Martinelli’s phone rang, cutting through the warehouse silence. He glanced at the screen, frowning.
“Detective Martinelli,” he answered, his voice tense.
“Who’s doing this—” Rowan started.
“Hammer.” Saxon gestured to Martinelli with his head.
Something wasn’t right. Martinelli was looking at him, eyes dark, jaw tight.
Rowan stood up.
“Agent Kim, I’m putting you on speaker,” Martinelli said grimly. “Please repeat what you just said.”
A woman’s voice filled the room, crisp and professional with an undercurrent of urgency. “This is FBI Agent Quinn Morley. I’m at the county fairgrounds. We have a kidnapping situation.”
Rowan met eyes with Saxon. No, no?—
“Two victims, a woman and a child, taken from the rodeo grounds approximately thirty minutes ago. Witnesses report a white van, professional operation.”
“Description of the victims?” Martinelli said.
“Woman, late twenties, dark hair, about five foot four. Child, male, approximately ten years old. They were taken from the competitor staging area.”
Sierra and Huck.
And he was thirty minutes away.
“Rowan!” Martinelli’s voice.
But he and Saxon had already started to sprint.
Stay calm.
Mostly because Huck was scared, looking to her to fix this, his eyes wide with terror in the dim van.

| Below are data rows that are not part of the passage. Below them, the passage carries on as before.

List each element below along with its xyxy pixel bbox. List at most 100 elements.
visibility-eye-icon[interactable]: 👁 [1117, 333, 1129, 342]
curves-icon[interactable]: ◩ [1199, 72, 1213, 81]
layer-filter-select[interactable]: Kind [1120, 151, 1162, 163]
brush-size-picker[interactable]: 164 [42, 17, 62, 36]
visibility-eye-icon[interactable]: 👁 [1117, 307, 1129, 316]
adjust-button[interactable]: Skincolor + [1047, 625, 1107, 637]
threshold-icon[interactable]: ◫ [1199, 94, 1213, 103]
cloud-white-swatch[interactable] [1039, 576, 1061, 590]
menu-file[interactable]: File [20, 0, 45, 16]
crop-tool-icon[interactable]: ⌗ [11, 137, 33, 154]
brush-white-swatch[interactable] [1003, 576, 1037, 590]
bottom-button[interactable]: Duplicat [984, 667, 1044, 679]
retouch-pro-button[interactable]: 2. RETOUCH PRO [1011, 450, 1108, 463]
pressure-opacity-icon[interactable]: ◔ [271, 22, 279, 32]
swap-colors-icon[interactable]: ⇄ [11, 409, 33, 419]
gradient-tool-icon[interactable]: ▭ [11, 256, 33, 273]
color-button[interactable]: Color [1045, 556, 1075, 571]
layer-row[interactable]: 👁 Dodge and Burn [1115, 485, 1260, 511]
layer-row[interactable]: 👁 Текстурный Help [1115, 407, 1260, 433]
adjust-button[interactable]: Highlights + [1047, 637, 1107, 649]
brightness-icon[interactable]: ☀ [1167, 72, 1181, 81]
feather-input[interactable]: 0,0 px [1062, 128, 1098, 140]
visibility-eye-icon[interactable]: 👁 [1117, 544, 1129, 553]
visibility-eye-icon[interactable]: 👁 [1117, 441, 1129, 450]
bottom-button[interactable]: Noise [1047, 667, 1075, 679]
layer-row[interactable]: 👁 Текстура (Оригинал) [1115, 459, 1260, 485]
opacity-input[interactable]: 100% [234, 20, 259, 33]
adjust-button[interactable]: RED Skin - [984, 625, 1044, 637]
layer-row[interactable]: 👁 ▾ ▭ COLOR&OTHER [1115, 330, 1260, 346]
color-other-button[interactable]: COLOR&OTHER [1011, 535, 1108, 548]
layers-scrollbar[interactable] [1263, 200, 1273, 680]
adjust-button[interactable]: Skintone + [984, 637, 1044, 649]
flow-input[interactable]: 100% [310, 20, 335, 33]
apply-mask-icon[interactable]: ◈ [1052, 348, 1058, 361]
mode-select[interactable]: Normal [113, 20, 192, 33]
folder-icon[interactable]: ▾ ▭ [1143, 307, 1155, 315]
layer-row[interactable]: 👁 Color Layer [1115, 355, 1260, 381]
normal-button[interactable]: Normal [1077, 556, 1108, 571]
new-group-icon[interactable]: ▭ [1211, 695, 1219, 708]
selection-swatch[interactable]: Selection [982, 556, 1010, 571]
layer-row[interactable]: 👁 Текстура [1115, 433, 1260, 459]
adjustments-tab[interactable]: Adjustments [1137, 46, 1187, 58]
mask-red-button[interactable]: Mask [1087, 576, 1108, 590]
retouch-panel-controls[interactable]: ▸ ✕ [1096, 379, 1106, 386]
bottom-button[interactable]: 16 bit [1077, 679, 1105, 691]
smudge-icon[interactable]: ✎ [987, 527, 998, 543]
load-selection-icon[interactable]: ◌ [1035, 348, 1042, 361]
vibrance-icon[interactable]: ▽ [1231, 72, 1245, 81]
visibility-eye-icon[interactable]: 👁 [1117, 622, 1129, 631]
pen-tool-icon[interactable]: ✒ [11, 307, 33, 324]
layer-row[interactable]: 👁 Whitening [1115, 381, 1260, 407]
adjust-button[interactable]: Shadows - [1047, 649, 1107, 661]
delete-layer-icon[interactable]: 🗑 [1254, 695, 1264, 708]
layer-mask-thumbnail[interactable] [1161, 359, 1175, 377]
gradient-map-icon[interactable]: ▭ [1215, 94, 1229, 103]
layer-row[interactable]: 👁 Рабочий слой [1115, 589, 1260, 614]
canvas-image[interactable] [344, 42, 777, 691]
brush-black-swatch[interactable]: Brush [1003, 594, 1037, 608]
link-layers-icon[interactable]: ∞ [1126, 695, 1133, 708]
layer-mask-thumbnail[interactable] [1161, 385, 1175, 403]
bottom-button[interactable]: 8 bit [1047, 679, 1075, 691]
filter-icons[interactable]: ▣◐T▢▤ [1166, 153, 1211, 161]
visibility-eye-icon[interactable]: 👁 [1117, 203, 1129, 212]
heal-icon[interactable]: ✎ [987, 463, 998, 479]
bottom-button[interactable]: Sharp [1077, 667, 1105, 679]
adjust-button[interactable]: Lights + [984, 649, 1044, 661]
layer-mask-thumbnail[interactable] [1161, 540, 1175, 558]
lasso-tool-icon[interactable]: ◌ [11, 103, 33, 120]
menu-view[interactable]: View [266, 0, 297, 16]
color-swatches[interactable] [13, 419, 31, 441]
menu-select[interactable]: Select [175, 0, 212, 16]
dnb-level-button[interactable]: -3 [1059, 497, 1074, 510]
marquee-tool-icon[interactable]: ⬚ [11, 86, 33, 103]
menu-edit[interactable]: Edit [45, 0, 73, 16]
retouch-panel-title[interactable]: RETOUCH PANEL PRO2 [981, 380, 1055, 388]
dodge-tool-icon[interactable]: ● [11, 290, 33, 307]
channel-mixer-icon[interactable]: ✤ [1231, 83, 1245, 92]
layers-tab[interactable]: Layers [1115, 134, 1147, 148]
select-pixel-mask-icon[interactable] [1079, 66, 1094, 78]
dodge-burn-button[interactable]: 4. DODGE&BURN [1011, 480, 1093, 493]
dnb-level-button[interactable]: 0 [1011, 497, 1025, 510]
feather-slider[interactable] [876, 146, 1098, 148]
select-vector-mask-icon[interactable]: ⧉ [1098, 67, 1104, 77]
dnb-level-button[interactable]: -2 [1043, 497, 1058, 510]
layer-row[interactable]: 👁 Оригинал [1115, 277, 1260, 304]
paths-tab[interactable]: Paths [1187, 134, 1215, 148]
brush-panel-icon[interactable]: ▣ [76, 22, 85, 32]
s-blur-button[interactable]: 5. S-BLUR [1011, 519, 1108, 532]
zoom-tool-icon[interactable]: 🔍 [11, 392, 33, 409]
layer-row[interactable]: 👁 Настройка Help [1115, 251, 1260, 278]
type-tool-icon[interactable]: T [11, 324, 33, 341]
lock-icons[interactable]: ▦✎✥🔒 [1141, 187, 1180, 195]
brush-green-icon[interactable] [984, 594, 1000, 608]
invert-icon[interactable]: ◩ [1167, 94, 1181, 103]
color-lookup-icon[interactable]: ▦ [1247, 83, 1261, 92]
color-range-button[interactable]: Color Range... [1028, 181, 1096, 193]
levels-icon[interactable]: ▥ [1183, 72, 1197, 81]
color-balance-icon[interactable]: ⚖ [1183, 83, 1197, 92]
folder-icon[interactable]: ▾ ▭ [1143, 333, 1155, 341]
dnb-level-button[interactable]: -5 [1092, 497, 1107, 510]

Her too, but along with it—rage. Her ten-year-old son sat with his competition chaps torn at the knee, his cowboy hat missing. A purple bruise bloomed across his left cheek.
Someone had hit her son. So yeah, not so much fear as white-hot rage.
Sierra could see through the hood—a man the size of a tank, which she dubbed him, sat in the back of the van with them. Dark pants, dark shirt. Armed. Like they might be criminals or something.
“I’m right here, Huck.” She didn’t sound like herself, really. “Everything’s going to be okay.”
Except, why would it? Because she’d hurt herself kicking at her captors, and Tank had grabbed her foot and twisted it—she wasn’t sure it was broken, but her ligaments burned. So yeah, the lie tasted bitter on her tongue.
Still, it had to be okay. Because she refused to consider anything else.
“Where are you taking us?”
Tank looked over at her. “You’ll find out soon enough, lady.”
The zip ties around her wrists had cut off circulation twenty minutes ago, but she kept flexing her fingers anyway. Oh, if she only thought like Rowan, then she could assess threats, look for weapons, find escape routes. Figure out what they wanted so she could give it to them and get Huck out safely.
But no, all she could think was…Please, God, save us.
She guessed it might be over a half hour since they’d grabbed them from the barn. Three left turns, two rights, one cattle guard, approximately southwest based on the sun’s position filtering through the van’s grimy windows. Tank kept checking his phone, the device dwarfed in his massive hands. The nervous younger one—Twitchy, she decided, based on his constant fidgeting—was sweating despite the October cold seeping through the van’s metal walls.
Twitchy’s toothpick paused mid-chew. “Maybe she should shut up.”